Итак, наказание стало Великим благодеяньем: Это не наказанье вовсе, А действие Божьей любви. Ибо смерть для людей означает От хлопот и забот избавленье, Прекращенье болезней, страданий, Отсеченье грехов и неправды, Избавленье от всякого зла. А тем, кто жил свято и чисто, Смерть дает непрестанную радость. Утешенье и вечную сладость, Невечерний Божественный свет.

Ссылки

[1] О, хоть руки прикосновенье! О, хоть услышать голос смолкший… (А. Теннисон)

[2] Comfort care – особая отрасль медицины, занимающаяся проблемой качества жизни у неизлечимого больного.

[3] Child life specialist – специалист, работающий с детьми и их семьями.

[4] В США, в отличие от России, это происходит легально и практически рутинно. – Прим. А. Сонькиной.

[5] Канон покаянный ко Господу нашему Иисусу Христу, песнь 8.

[6] КТГ (кардиотокография) – это метод оценки функционального состояния плода во время беременности. – Прим. ред.

[7] ИВЛ – искусственная вентиляция легких. – Прим. ред.
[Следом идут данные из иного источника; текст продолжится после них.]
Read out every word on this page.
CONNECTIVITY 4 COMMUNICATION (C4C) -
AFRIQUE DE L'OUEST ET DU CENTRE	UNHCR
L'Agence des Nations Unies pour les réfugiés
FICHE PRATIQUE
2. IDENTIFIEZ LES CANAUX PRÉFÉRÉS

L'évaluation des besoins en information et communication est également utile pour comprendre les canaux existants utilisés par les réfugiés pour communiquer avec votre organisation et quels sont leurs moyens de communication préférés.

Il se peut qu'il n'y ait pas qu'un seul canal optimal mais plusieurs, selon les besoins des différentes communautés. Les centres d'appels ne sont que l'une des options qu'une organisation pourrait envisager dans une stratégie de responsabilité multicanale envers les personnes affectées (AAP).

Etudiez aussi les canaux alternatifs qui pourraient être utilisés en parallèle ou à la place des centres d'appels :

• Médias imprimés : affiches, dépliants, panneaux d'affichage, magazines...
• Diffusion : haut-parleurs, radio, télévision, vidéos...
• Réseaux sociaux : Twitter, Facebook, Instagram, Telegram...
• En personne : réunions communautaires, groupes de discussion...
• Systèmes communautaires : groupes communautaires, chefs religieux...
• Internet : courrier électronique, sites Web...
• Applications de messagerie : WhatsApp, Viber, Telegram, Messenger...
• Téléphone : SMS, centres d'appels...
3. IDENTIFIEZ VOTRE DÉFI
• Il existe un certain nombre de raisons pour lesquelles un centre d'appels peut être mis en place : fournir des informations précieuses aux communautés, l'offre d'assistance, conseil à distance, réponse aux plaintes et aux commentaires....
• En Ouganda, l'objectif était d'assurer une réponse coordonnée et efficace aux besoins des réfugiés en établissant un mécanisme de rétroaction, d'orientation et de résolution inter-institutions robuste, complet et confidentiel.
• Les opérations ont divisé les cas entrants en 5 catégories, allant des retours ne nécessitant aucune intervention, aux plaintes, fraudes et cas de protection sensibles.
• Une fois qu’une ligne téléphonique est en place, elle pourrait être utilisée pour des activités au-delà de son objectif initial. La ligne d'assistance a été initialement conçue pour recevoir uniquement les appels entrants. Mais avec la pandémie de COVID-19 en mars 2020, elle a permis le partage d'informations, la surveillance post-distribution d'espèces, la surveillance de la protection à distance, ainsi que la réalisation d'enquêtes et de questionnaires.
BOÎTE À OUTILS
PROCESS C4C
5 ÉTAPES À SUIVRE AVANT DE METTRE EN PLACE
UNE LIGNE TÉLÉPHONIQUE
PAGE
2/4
[8] Паллиативный – (франц. palliatif, от лат. pallio прикрывать, сглаживать) ослабляющий проявления болезни, но не устраняющий ее причину (о методе лечения или лекарственном средстве). – Прим. ред.

[9] Апноэ – остановка дыхательных движений. – Прим. ред.

[10] Симеон Новый Богослов. Прииди, свет истинный. Избранные гимны. Пер. И.Алфеева. СПб.: Алетейя, 2000. — Прим. ред.